Part of the Assistance and Access Bill would involve “establishing frameworks” for the telecommunications and technology industries’ assistance in ongoing investigations that involve encrypted data and devices. The bill also calls for stronger search warrants and “modern warrants for the digital age,” which could mean warrants that require companies to bypass encryption or use backdoors and other methods to provide government agencies easier access to on-device and cloud data.

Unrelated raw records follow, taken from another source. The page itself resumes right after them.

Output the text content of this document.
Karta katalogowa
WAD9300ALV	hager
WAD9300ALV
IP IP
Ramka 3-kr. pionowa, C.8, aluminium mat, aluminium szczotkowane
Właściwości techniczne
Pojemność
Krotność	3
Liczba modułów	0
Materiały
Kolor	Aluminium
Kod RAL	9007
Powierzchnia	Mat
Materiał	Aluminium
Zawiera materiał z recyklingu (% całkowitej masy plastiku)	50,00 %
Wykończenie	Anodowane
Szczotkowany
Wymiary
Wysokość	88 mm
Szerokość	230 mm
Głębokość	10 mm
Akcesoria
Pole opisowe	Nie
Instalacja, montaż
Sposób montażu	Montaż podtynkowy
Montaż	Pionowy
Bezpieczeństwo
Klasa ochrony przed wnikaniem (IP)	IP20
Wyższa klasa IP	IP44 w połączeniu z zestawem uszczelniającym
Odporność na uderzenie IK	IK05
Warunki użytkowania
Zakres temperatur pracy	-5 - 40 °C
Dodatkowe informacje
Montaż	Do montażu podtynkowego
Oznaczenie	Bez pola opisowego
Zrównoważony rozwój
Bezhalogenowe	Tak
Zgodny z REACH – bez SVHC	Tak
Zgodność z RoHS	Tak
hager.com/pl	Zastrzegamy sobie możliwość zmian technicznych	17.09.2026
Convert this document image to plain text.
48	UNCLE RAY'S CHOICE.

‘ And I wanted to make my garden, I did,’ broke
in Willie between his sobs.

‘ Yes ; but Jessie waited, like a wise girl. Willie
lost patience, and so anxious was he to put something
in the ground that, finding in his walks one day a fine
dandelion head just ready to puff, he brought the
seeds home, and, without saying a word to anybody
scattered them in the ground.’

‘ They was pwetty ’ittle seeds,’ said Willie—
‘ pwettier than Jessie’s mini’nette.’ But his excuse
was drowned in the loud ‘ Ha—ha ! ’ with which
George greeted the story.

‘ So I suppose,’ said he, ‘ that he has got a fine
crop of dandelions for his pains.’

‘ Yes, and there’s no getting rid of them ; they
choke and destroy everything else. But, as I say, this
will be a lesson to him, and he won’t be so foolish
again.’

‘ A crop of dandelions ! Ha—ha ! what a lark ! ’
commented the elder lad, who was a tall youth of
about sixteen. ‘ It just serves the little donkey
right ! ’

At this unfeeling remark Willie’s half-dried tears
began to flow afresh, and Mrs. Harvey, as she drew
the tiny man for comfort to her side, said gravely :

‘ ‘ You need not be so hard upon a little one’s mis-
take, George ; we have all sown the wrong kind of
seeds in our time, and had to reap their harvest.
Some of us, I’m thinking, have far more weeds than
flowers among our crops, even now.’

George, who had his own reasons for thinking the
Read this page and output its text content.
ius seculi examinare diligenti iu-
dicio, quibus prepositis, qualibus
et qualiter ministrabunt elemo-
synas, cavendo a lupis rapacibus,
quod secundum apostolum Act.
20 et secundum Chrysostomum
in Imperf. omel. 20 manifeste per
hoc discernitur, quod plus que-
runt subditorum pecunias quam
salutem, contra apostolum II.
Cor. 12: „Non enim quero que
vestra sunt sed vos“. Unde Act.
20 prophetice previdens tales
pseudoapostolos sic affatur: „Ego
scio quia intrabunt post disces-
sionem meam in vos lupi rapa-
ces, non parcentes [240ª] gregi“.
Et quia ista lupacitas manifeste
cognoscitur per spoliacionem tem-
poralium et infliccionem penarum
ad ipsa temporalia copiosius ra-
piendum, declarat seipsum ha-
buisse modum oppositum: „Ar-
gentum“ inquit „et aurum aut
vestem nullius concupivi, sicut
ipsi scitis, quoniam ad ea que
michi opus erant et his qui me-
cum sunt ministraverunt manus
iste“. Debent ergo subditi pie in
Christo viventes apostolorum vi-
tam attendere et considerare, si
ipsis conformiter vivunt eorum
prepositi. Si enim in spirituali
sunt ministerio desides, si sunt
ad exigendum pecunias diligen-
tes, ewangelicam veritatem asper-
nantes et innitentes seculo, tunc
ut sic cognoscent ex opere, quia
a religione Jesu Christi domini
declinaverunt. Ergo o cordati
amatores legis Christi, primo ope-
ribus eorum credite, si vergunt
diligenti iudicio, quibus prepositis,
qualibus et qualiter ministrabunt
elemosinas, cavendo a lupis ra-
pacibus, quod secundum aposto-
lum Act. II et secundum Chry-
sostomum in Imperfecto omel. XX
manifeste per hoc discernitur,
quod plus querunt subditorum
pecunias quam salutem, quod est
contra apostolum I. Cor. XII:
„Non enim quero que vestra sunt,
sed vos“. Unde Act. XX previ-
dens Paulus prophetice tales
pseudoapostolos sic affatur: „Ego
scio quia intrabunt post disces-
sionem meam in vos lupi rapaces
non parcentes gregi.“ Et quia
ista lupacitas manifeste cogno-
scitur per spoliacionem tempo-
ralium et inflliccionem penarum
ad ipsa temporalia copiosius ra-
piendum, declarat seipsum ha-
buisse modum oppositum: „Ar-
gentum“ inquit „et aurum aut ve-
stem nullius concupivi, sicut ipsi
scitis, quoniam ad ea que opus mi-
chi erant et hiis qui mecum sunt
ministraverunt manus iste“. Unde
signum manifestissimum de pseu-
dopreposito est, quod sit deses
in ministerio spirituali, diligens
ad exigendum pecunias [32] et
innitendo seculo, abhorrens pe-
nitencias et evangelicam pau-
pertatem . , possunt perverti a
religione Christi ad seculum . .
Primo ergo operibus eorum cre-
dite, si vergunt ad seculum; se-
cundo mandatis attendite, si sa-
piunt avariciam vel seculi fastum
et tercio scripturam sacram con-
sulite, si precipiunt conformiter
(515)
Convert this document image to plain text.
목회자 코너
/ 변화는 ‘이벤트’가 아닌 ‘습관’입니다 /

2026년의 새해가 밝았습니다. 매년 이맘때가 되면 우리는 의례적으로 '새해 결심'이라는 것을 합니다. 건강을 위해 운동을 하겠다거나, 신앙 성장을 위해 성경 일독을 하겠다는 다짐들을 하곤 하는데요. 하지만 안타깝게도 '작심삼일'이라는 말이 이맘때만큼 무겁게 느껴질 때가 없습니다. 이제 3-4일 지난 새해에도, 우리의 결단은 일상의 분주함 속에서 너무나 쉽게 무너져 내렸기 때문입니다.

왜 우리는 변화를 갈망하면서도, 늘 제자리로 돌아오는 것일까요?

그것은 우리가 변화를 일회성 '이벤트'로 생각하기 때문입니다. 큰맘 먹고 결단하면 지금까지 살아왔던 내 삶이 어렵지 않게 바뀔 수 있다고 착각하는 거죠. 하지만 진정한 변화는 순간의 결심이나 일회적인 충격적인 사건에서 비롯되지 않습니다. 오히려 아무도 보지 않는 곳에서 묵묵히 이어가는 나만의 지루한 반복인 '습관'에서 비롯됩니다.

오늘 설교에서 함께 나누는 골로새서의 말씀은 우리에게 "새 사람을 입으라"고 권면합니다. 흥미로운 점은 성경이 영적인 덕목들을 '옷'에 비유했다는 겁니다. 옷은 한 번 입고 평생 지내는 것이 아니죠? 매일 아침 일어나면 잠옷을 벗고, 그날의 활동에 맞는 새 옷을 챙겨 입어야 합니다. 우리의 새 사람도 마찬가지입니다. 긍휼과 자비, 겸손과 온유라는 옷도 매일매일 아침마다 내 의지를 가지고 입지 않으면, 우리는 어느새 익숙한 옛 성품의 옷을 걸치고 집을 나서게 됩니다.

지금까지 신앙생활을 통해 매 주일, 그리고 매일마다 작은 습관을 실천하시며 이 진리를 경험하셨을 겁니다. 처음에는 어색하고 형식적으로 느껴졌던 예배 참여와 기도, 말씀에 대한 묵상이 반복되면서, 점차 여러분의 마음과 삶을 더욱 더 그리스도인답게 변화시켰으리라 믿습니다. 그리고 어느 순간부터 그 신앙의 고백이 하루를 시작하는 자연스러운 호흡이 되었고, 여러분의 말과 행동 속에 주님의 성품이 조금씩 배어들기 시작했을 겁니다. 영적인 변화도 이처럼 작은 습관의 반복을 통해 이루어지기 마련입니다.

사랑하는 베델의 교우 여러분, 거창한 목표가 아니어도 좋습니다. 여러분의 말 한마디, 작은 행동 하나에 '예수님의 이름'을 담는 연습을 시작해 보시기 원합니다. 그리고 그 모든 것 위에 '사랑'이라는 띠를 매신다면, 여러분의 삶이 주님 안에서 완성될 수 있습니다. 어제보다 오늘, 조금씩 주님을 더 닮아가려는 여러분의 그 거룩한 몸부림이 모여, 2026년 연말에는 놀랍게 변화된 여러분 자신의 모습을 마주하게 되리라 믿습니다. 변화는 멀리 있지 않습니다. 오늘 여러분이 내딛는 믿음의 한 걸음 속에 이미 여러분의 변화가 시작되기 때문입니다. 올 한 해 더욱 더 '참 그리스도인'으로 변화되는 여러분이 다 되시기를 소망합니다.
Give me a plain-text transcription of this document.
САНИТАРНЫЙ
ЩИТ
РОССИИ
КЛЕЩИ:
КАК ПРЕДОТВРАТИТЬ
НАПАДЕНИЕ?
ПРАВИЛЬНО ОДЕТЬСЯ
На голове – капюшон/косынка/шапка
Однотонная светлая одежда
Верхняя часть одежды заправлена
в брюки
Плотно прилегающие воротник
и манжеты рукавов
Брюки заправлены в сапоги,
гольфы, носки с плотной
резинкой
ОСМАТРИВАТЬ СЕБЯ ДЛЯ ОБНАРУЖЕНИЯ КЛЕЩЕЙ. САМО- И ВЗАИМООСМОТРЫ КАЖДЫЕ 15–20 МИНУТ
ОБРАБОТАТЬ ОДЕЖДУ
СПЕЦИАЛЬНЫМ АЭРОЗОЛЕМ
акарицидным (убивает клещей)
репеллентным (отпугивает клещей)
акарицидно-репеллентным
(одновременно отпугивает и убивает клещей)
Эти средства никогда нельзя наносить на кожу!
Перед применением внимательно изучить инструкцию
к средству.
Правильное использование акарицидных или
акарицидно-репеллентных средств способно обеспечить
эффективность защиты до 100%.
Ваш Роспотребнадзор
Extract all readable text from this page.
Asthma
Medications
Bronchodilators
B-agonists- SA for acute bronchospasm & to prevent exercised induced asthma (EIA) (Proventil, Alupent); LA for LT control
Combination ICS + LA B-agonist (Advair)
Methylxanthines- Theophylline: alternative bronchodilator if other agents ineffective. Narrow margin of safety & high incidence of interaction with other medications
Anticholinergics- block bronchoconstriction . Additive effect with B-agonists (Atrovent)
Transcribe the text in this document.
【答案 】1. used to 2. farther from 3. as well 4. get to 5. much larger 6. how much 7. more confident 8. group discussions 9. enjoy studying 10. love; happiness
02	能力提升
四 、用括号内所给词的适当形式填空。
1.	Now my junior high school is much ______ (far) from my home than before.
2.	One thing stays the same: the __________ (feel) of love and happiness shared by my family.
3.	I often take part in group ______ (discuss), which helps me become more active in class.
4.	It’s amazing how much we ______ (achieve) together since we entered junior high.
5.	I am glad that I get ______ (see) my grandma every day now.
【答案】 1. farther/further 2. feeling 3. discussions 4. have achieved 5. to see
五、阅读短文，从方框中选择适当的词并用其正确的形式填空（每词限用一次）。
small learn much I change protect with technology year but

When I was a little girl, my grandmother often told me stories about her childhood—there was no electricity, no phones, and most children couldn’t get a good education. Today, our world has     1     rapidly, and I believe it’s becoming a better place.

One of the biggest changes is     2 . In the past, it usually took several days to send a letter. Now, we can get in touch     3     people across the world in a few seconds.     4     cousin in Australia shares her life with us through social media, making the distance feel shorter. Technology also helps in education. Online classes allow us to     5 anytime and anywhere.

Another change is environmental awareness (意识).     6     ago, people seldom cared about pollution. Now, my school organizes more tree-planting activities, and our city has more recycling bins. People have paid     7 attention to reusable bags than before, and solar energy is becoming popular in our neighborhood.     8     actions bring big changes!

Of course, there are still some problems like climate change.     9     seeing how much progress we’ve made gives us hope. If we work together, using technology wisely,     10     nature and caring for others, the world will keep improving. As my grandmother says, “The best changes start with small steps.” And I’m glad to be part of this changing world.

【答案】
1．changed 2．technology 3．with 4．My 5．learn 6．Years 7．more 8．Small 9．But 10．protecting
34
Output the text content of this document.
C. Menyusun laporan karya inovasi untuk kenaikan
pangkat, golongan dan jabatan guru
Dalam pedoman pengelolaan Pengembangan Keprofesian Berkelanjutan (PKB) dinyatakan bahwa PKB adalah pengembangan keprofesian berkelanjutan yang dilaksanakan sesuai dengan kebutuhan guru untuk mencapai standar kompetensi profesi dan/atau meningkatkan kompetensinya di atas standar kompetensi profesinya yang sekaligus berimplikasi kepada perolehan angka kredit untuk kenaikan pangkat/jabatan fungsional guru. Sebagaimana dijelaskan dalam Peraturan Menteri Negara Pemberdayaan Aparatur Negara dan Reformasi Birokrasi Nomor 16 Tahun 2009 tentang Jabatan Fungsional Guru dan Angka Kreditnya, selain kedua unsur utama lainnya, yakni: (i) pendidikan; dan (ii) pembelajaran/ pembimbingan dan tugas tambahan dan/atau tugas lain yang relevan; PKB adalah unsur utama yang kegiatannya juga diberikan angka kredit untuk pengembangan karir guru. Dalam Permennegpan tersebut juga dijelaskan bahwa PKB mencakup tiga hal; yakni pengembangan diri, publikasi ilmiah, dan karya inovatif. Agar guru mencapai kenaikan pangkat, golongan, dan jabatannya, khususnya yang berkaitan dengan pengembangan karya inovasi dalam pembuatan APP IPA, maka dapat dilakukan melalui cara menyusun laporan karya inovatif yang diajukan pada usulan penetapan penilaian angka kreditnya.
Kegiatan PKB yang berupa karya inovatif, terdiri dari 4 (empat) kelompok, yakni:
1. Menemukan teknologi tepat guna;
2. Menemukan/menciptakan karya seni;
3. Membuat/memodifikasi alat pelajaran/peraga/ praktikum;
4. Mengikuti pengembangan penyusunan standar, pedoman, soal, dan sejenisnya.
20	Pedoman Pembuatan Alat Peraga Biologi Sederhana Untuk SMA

Apple is not outright condemning the bill in this instance. It is, however, making the case that “the draft legislation remains dangerously ambiguous with respect to encryption and security.” Apple’s letter calls for less ambiguous language and a “firm mandate that prohibits the weakening of encryption or security protections.” It also goes point by point in critiquing six key themes the company says it’s identified in the bill that it wants clarification on. Those include “overly broad” government powers that could weaken security and encryption; a lack of judicial oversight; technical requirements that are based on the government’s “subject view of reasonableness and practicability”; what Apple calls “unprecedented interception requirements”; security mandates Apple thinks are “unnecessarily stifling”; and a global reach that could impact companies, citizens, and societies well beyond Australia.

Since Apple’s lengthy showdown with the US Federal Bureau of Investigation starting in 2016 over the unlocking of the San Bernardino shooter’s iPhone, the company has touted its commitment to user privacy and security and its willingness to go to court to prevent giving even well-meaning law enforcement agencies overly broad access or tools that could undermine encryption. Apple’s argument has historically been that these tools, though they may be created only to aid governments, could fall into the wrong hands and weaken security and privacy worldwide. The company is reasserting this opinion in the letter to the Australian Parliament, writing, “Software innovations of the future will depend on the foundation of strong device security. To allow for those protections to be weakened in any way slows our pace of progress and puts everyone at risk.”